This Effing Country
[info]jasonfranks

Crosspost from my geekblog:
This effing country, man.

We call ourselves the lucky country, the clever country. We say other quaint things like "Australia rides on a sheep's back."  A former Prime Minister once called us "the arsehole of the world."

We have a new government this year, a Labor government that claims they want to put education first. Which basically amounts to talking a lot about buying laptops for schools, as opposed to pie in the sky initiatives such as lighting the fiber that's already in the ground so we can have proper broadband internet, or increasing teachers' pay. The minister for education wants  to reduce the cost of Maths/Science degrees, because there is a clear and present skills shortage... but the reason students are deserting technology is not the cost of the degrees. The government needs to invest that money in the industry; our technology business isn't going to reanimate itself. This is why so many Australian techies--myself included--sell their skills overseas.
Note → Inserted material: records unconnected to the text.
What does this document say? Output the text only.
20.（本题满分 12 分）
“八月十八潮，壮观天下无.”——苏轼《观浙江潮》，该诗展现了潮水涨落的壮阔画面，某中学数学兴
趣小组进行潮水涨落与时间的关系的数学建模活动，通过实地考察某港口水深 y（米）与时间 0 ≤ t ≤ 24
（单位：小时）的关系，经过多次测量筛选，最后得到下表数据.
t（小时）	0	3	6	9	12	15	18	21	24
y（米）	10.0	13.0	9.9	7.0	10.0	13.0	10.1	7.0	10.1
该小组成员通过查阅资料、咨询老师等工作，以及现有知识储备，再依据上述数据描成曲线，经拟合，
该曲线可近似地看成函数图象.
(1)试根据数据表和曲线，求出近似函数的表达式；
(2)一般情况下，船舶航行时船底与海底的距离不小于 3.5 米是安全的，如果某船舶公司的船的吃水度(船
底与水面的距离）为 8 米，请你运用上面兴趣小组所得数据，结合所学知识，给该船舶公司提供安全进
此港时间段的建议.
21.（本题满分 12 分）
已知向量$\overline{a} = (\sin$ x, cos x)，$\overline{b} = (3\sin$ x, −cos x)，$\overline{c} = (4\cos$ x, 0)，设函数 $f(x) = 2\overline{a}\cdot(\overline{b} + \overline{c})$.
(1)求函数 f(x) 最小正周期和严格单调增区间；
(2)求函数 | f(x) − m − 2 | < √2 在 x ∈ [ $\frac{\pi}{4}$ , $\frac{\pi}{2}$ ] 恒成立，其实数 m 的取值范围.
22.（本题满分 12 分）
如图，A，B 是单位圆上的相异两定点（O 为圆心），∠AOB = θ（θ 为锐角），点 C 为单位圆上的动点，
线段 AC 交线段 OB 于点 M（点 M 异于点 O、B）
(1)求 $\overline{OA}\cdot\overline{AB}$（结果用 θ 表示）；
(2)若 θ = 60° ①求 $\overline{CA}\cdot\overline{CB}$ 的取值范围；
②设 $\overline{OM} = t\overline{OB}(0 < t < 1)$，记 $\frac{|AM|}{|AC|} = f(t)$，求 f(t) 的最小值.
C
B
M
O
Then we have the University of Melbourne wanting out of the government-subsidized education game altogether; they want to be our Ivy League of One.  We have the head of Monash University--once the biggest comp sci school in the country--demanding that the  university be allowed to set its own fees, because the current costs are 'not dissuading students from applying.' In other words, he only wants rich kids at his school. Part of the additional revenue gained from those increased fees, he says, will go to disadvantaged students.  I suppose those same disadvantaged students that he wants to dissuade from  applying at his institution, and which he has disadvantaged further by jacking up the tuition costs.

Both of these guys, of course, are violently opposed to the government's idea of cutting full fee degrees for residents and putting those additional places on the government subsidy scheme... which, to be sure, is going to cut into the Universities' coffers. Obviously the government needs to pay for those extra places. We do have plenty of surplus cash for it. Perhaps our Education First government needs somebody to explain basic arithmetic to them--I guess we really are suffering for mathematics people.

Here's another good one: our Minister for Innovation is currently begging Japanese motor vehicle manufacturers to start producing hybrid cars in their Australian plants. Just weeks ago, Mitsubishi  shut down operations here: the cost of manufacturing in Australia is getting too high. Does the minister really think he can persuade the Japanese to expand their operations right now? And why, exactly, is the Minister for Innovation asking foreign countries to innovate for us? Surely he should be speaking to Holden, the Australian manufacturer, about developing their own line of fuel -efficient vehicles? Or funding university research into same? I know Holden are owned by General Motors, but they've always been somewhat independent of their American parent.

We need politicians who can make policy, who can organize and lead and make decisions and innovate, people who know how to make things, how to build things.  I'm tired of these guys who only know how to buy and sell.  We need politicians who are engineers and educators and scientists;  not lawyers and rockstars and MBAs.